WoMag as an excuse to think about websites

Some weeks Worcester Magazine makes such strides at transcending print that I don’t even italicize their name.

But this week, there was a lot of backsliding in regards to both paper and pixels.

Grabbing WoMag out of a newsrack on Main St, the first thing I noticed is how thin it’s getting. It’s about the size of the free weekly in Scranton.

The second thing I noticed: no Blog Log! To get the impact of this, you should know that WoMag’s website is totally 20th-century. No comments on articles, no permalinks to items in “Worcesteria.” Finding things in the archives is a chore. They could install WordPress and have an intern spend two hours each Wednesday cutting and pasting text, and they’d have a hipper website without spending a dime. So for WoMag, the Blog Log was their big connection to that Great Future Home of Journalism, the Internet. But this week, even the print-only InCity Times, with piles of URLs in the articles, was more net-friendly than WoMag.

Finally, they ran Zippy real small, in a box amidst the classifieds. If you’re willing to let the Pinhead spread out, he comes out so much better in print than on the screen.

Today I was telling NB about the newsblog h2otown, which seems to rule over the media landscape of little Watertown, Mass. She asked why Worcester Indymedia couldn’t accomplish something similar. I think it’s because the IMC site is run on sf-active, which makes contribution, adminstration, and navigation much harder than they need to be. I’m much happier blogging about the Golden Pizza fire on the obscure Pie and Coffee than on Worcester IMC, because it takes so damn long to post and moderate the article on IMC. IMC has many more readers, but for a minor post like this the effort is not worth it.

Weeks like this, I feel sure some entrepreneur will step in to rescue Worcester from the journalistic doldrums.
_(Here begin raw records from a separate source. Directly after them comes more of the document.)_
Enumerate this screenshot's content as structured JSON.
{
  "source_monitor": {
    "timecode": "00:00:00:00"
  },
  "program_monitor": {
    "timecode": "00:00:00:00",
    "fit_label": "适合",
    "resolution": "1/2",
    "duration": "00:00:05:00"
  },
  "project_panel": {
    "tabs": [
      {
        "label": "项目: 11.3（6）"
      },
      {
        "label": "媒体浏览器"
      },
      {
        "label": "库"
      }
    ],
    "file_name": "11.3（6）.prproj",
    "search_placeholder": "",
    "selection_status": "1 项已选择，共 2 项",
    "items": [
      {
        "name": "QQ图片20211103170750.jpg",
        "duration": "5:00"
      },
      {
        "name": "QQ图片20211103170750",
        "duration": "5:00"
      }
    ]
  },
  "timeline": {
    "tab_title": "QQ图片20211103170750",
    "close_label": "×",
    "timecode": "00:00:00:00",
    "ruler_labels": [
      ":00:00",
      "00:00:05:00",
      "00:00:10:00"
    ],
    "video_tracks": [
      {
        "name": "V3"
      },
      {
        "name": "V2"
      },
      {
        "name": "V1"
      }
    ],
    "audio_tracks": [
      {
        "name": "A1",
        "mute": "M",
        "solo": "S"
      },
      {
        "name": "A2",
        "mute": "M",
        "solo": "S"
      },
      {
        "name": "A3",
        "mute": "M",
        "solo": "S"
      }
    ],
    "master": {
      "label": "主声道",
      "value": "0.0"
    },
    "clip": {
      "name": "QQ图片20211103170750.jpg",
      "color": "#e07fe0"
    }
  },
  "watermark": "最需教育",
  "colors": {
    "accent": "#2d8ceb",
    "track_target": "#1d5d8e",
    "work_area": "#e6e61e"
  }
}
It never happens. I guess I’m out of touch.

One thought on “WoMag as an excuse to think about websites”

  1. Yep! I bestride it like a colossus ;->. Well, not really. The fact is, H2otown costs me a whopping $40 a month to run, and Google ads cover the costs of the site and my Starbucks tab.

    Why don’t more traditional media organizations do what I’m doing? Well, to be fair, some are; Boston.com now has 27 blogs; NECN has user submitted content, and it seems like every local TV affiliate has some way for us Great Unwashed to send in cellphone camera snaps.

    I’m not really sure why relatively few online sites of print media allow “user generated content” (what a terribly unlovely term). My guess is that it cost them a lot of money to buy the software, install, and customize what they use for their current website, and whatever software they use doesn’t really have community features. So they either install something separate and unintegrated or wait for their vendor to get around to developing stuff.

    Plus, unlike independents, they’re more conservative because they’ve got something to lose. Independents tend to just try setting up a metroblog as an experiment and see if it flies. This is where obscurity helps in the beginning — you’re allowed to make your mistakes with few people watching. Newspapers and magazines generally don’t have that luxury.

    So I think my answer is, you don’t have to wait for anyone else to do it; you could do it yourself, now, very cheaply, if you wanted to try it.